This is the premise of Bangarra Dance Theatre’s new work HORIZON, a cross-cultural exchange between First Nations dance artists in New Zealand and Australia.
In an exclusive interview for MiNDFOOD, choreographer Deborah Brown discusses this inspiring moment for Bangarra and her work.
The show begins a season in Melbourne at the end of August, featuring Bangarra dancers and choreographed by two luminaries, Deborah Brown, who has Torres Strait ancestry, and Moss Te Ururangi Patterson, who has Māori ancestry.
The choreographers created two distinct pieces for the program, with the unifying theme of water – Patterson exploring the theme of fresh water; Brown exploring saltwater.
“The initial draw card for me to work on HORIZON,” Brown begins, “was [artistic director] Frances Rings calling me up, saying that she’d had an idea for cross-cultural collaboration with Moss, who she’d worked with in Aotearoa/New Zealand years ago…. I just knew it would be visionary.”
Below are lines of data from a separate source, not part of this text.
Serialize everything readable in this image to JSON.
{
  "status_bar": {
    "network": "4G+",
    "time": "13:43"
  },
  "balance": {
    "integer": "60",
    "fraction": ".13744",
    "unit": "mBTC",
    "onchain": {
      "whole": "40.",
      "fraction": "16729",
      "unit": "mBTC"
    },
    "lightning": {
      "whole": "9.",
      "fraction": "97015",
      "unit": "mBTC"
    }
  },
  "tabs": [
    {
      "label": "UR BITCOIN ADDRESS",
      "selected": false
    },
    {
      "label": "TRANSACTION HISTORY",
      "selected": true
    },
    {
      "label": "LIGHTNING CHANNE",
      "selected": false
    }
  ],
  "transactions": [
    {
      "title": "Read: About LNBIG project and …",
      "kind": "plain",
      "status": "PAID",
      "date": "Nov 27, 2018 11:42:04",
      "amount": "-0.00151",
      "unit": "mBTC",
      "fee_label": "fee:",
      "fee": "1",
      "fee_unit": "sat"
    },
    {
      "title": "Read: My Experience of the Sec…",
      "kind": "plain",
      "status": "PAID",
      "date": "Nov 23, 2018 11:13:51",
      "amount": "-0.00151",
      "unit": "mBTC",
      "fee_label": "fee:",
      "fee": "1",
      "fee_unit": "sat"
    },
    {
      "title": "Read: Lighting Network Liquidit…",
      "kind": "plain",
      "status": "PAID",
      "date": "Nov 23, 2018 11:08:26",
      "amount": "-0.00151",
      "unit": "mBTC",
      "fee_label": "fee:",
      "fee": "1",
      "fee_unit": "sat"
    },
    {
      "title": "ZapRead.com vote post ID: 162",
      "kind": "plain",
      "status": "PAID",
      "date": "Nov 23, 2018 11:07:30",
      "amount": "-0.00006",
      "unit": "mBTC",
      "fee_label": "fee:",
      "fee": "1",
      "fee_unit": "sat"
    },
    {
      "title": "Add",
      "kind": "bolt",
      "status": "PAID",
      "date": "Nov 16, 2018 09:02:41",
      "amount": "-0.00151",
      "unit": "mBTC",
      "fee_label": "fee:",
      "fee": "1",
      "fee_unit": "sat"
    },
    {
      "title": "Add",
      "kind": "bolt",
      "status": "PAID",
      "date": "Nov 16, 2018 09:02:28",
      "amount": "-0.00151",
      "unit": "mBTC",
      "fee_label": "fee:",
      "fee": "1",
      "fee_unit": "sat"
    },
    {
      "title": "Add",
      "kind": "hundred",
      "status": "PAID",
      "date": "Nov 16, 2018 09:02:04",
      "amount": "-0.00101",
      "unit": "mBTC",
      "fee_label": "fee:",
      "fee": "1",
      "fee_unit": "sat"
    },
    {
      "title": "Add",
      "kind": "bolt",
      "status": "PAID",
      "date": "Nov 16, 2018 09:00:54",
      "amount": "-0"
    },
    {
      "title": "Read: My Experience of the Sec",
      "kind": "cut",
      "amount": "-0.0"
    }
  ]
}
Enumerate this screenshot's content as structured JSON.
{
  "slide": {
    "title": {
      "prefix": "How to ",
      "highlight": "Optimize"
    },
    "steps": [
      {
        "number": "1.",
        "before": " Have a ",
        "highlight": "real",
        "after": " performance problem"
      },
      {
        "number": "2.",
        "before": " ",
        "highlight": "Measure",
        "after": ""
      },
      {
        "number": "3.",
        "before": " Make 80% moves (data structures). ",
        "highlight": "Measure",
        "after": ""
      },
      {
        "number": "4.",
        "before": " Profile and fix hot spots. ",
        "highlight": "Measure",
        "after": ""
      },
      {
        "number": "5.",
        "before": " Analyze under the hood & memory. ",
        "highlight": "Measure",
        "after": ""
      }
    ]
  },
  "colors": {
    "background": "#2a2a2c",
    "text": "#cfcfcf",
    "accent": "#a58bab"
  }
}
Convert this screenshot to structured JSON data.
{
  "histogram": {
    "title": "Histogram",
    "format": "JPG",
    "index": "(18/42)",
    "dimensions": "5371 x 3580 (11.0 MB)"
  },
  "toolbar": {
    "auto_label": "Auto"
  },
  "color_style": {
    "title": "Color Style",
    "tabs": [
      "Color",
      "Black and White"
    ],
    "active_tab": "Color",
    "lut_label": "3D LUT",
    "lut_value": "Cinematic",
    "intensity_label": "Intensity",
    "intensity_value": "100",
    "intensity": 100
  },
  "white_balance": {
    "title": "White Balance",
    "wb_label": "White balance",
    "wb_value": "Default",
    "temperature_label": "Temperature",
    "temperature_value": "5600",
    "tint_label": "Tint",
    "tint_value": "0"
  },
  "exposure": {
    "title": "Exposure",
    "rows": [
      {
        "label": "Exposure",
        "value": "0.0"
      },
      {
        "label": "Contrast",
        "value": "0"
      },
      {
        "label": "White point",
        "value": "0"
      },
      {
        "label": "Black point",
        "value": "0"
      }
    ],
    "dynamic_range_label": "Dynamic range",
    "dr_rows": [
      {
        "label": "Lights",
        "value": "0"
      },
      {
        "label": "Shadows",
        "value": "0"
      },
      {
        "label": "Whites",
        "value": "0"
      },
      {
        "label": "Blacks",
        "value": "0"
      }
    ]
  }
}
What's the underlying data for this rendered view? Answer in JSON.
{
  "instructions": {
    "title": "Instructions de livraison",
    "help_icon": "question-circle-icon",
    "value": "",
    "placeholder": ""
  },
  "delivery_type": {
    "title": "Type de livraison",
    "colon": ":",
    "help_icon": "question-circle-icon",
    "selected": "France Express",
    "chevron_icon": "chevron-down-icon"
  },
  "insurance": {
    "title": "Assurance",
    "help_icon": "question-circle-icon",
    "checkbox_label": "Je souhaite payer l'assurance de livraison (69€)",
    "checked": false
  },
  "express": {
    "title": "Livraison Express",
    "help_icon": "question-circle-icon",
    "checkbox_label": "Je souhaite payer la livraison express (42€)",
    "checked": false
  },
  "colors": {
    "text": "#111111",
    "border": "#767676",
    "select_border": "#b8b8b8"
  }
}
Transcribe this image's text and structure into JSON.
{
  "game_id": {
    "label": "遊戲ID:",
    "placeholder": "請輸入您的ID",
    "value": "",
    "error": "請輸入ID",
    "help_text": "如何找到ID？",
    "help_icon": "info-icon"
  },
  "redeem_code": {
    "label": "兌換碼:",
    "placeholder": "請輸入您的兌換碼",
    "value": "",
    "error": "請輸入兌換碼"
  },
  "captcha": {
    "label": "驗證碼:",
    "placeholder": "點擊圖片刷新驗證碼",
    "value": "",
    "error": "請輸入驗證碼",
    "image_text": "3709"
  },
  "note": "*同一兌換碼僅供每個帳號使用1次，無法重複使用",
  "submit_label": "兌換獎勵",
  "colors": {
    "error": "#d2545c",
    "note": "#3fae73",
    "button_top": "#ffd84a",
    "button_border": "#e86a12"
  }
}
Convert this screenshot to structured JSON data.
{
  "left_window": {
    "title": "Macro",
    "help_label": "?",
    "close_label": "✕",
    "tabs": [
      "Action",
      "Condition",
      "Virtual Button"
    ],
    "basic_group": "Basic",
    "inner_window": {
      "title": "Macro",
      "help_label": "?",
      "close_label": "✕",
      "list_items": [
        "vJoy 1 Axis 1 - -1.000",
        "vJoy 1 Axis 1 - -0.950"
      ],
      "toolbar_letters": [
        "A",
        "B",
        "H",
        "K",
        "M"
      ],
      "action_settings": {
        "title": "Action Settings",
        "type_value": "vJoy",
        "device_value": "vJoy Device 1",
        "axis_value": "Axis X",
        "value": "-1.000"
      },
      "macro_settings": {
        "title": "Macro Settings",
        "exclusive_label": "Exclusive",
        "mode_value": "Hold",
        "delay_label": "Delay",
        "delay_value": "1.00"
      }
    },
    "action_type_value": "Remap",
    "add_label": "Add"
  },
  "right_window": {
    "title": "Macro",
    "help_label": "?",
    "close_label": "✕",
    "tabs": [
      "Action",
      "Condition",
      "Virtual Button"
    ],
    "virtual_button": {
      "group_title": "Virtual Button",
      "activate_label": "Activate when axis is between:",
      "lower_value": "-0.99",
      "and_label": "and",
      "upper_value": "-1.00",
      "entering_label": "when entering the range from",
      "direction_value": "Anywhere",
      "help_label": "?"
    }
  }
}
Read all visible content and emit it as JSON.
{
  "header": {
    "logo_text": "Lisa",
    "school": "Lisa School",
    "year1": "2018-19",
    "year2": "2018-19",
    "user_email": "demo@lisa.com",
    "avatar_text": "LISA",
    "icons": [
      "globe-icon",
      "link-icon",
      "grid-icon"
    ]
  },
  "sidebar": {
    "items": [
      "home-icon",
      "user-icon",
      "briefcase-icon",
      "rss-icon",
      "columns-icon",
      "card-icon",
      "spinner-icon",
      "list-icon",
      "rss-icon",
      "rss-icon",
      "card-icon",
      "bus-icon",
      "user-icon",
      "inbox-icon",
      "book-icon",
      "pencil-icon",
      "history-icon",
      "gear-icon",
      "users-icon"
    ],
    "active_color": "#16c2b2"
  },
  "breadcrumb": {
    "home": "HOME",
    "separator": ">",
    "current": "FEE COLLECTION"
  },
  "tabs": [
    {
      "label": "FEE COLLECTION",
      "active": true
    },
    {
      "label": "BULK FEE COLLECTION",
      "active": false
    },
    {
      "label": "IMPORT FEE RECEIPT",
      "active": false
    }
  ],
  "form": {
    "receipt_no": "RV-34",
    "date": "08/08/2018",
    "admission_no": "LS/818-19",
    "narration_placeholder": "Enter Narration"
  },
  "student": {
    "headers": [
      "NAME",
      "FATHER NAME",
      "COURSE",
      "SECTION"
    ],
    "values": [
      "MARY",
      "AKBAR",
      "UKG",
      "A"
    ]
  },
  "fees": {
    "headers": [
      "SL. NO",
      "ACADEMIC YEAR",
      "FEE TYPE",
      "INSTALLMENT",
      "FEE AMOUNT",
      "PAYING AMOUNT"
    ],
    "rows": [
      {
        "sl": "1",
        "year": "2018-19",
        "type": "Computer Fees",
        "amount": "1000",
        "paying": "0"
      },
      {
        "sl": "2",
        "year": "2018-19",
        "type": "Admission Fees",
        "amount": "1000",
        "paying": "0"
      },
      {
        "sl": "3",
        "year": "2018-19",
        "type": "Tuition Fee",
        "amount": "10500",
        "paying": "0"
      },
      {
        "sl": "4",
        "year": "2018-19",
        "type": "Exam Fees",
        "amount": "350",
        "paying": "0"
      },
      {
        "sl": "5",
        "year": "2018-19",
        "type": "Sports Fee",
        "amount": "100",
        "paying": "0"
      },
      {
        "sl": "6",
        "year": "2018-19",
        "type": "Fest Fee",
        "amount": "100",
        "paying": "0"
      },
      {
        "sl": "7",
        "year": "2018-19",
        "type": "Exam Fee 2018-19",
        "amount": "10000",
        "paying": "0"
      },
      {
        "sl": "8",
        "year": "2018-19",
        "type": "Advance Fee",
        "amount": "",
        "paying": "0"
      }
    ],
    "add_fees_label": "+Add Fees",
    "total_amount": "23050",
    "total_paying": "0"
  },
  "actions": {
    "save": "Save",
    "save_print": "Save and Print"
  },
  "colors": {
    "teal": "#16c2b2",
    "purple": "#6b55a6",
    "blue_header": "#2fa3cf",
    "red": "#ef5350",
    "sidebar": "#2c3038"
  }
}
The work developed remotely over the course of last year, with Brown and Patterson meeting on Zoom from her home in Brisbane and his in Auckland, until it was time to get into the studio in Sydney to start staging the work with the dancers. As the collaboration progressed, Brown says, the synergies between her and Patterson’s work became clearer: “The more I watch the choreography now, the more I see that my work responds to heat and his work is heat,” she says. The two works also follow the course of their inspiration, water, “they flow into each other”, she says.
In fact, water has been a lifelong obsession for Brown, who staged The Wave in 2019, a solo created for former Australian Ballet dancer, Madeleine Eastoe.
“I’m inspired by the depths of the water, and the significance of navigation came up with Moss’s perspective, and Māori ancestry. For my people too in Torres Strait, we look to the stars and ocean tides,” she adds, “I would have not picked that when I first started,” demonstrating the surprises and joys of collaboration.
When asked what she felt had developed in her choreography from the collaboration, she said she had discovered more “sensuality” in her work more recently, leaning matriarchy, which was a key theme of the project.
“Connection with our mothers is a crucial part of Indigenous cultures,” she explains. “It has been explored in both mine and Moss’s work, the way water, like mothers, nurture and move tenderly.”
Brown also says the time she’s spent with her mother in Brisbane, since relocating from Sydney after the pandemic, has been deeply inspiring. “I’ve learned so much about my ancestry, which informs my choreography. It always flows back to the ocean,” she says.
Her ancestral culture is deeply connected with the ocean, she says, and perhaps this is where her deep interest in everything oceanic emanates from. “I love crashing headfirst into the waves,” she says. “Maybe one day I’ll take up surfing, maybe for my 50th,” she laughs, an unexpected pursuit for a choreographer.
What directions does Brown see her work going, after HORIZON?
“I wondered if I was becoming repetitive, because a lot of my work evokes the theme of the sea… but truthfully, I feel like I haven’t said enough about this theme yet… I’ve realised maybe I don’t need to say something brand new and different every time I choreograph… The same theme can tend to come up in your work and that’s good. Until I’ve explored the depths of water enough, I won’t move on.”